EEVblog Electronics Community Forum
Electronics => Beginners => Topic started by: carbon dude oxide on January 09, 2013, 10:49:13 pm
-
hello.
im currently making a clock but i do not wish to have a micro controller in it. i have two BCD signals, one for the clock and the other cycles threw 0-9 rapidly what i am trying to do is switch from the clock to the cycle BCD for 10 seconds then return back to the original BCD input. How would i do this without relays as i would like it to be silent :) (by relays i mean 2 DPDT to switch from 1 BCD input to the other and then back again)
any help would be brilliant thanks :)
-
Presuming that your BCD signals are at a sensible logic level, something like the 74*157 would do most of it -- the '157 is a quad 2-input multiplexer, so it takes two four-bit inputs and outputs one or the other depending on the state of a 'select' input line. Then you'd just need to drive that input with a 10-second pulse, which you could generate however you like -- for instance, with the old favourite 555 timer.
-
thats brilliant thanks :D
also how would i make a 555 timer do a 10 second pulse?
-
If it is a clock why not use a TTL counter and drive it off the 1Hz clock that you must already have there. Plenty of TTL decimal or hex counters to choose from. Even a 4017 will work.
-
If it is a clock why not use a TTL counter and drive it off the 1Hz clock that you must already have there. Plenty of TTL decimal or hex counters to choose from. Even a 4017 will work.
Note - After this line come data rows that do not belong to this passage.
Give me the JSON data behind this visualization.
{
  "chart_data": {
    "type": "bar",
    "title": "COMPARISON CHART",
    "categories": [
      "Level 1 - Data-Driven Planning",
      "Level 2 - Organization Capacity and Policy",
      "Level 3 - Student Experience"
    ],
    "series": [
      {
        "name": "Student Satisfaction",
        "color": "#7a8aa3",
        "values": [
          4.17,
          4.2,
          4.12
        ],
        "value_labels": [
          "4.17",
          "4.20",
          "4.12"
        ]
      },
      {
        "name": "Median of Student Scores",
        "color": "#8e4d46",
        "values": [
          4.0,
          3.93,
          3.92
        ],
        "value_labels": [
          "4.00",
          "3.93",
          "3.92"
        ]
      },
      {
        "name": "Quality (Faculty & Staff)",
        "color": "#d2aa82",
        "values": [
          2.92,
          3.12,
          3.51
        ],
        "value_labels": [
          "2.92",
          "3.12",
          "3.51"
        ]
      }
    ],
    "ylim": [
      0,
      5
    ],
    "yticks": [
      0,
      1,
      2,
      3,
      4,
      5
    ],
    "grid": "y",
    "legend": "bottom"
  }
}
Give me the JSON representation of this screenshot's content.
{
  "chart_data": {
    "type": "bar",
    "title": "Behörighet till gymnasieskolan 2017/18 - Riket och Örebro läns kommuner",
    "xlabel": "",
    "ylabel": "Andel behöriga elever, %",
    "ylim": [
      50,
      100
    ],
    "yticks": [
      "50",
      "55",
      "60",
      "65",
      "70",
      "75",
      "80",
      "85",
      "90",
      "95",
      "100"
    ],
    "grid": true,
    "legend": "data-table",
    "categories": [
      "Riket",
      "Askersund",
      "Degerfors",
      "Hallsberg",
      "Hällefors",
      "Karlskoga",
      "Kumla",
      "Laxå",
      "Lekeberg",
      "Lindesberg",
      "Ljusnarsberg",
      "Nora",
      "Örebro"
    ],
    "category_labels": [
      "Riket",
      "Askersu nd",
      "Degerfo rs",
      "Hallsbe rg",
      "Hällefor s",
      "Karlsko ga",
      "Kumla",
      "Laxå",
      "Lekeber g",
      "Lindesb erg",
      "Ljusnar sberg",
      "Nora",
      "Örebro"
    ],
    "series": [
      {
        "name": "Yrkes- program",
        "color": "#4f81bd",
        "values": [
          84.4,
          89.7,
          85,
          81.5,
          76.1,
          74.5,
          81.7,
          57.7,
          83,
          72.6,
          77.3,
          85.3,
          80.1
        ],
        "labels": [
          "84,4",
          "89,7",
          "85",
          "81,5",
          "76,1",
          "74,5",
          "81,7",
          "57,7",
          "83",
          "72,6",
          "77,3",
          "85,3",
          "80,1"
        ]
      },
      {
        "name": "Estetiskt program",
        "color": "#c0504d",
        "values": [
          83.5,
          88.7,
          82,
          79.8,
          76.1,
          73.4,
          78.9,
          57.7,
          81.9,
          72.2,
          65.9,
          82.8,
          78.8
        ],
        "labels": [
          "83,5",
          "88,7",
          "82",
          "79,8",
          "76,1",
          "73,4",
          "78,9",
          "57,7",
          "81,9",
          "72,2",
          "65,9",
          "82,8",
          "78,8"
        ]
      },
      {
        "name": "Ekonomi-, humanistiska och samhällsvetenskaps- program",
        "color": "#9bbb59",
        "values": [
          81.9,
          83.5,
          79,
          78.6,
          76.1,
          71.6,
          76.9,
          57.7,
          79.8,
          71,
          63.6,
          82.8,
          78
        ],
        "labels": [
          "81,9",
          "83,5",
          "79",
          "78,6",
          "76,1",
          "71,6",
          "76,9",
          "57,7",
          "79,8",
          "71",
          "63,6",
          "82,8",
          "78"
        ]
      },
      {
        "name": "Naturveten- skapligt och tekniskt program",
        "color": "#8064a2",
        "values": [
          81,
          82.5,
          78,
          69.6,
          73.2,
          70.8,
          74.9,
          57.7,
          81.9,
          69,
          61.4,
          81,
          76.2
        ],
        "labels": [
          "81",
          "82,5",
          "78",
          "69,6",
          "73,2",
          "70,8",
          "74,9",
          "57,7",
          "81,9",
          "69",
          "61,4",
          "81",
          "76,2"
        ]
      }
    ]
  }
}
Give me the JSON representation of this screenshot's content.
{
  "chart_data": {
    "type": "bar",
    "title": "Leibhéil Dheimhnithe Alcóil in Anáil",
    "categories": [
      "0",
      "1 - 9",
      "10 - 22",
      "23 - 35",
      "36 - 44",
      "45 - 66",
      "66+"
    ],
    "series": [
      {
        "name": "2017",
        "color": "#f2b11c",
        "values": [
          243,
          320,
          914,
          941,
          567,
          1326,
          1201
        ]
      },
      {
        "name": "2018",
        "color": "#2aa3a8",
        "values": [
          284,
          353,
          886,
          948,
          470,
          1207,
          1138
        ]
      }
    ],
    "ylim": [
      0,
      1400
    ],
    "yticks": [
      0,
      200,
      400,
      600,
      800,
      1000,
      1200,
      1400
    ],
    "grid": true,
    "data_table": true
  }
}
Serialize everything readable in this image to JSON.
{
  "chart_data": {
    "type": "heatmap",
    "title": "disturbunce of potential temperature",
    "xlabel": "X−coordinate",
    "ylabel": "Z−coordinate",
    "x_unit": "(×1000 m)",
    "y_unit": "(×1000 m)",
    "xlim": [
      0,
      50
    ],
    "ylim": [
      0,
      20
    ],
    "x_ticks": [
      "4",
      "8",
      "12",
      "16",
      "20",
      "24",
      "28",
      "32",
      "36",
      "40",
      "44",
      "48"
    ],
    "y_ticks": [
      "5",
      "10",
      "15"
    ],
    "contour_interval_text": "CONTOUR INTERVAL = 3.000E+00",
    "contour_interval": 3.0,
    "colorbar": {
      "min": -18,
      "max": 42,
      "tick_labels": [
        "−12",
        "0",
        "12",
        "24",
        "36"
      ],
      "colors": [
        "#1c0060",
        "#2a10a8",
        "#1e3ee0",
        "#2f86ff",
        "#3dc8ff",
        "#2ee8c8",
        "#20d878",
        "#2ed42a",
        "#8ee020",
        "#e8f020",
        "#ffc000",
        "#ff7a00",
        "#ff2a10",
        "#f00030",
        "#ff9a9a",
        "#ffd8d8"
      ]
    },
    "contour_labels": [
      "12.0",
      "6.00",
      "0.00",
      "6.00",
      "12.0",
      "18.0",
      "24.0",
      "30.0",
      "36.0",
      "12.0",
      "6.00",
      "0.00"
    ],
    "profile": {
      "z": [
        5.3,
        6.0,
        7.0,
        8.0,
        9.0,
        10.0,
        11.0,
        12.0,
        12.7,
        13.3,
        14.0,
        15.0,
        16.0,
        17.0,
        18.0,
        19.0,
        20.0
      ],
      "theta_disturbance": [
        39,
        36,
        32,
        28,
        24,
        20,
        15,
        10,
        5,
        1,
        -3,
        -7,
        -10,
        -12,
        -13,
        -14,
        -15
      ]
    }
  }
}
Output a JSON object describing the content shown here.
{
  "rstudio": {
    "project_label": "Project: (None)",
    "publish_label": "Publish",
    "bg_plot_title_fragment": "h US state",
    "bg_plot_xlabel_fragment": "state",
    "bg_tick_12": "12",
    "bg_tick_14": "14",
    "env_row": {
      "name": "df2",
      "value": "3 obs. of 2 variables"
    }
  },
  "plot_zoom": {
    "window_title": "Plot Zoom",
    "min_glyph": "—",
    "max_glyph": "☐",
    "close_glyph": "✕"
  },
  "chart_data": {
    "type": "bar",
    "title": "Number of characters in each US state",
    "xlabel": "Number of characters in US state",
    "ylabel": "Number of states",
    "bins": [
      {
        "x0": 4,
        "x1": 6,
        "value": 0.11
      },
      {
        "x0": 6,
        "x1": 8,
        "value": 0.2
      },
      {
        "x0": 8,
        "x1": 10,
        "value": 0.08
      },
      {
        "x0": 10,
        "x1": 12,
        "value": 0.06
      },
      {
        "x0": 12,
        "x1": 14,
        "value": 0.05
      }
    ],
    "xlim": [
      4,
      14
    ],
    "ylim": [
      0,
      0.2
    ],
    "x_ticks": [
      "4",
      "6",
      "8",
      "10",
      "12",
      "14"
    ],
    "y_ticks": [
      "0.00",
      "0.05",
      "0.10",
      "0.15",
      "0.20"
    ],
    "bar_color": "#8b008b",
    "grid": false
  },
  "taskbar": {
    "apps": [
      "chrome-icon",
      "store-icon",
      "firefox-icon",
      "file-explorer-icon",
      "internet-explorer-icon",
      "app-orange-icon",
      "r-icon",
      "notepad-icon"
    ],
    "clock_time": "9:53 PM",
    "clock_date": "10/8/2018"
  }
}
Im going to be using some 74HC390 chips to drive my clock but because there nixie tubes and not LED displays they can get cathode poisoning so to get around this without using a programmable IC im going to have 1 set of BCD for each tube to control the time and this will be on a 1Hz pulse ect and to prevent cathode poisoning i am going to make the digits cycle through its number repeatedly for 10 seconds which is where the second lot of BCD's come into play so on the hour i need it to switch to the cycle bcd and then after 10 seconds switch back to the clock bcd.
-
So all you need is a 1 minute pulse to drive a flip flop and then reset it from the output TC of a BCD counter, that way you have no timing issues with the capacitor, and the BCD counter can be reset with the same 1 minute pulse as well to count up consistently. Depending on the rest of the circuit you will need 2 or 3 IC's for this, or use spare gates from other logic, when you will only need the BCD counter.
-
It needs to be a 10 second pulse and what is a flip flop (still learning termanoligy :D)
-
RS bistable. The 1 minute is the pulse used to clock the minutes from the seconds side divider. Very short duration pulse. You use this to reset the bistable that changes the outputs to the BCD counter from the regular counter, and the reset for the RS bistable comes at terminal count from the BCD counter to show the time again.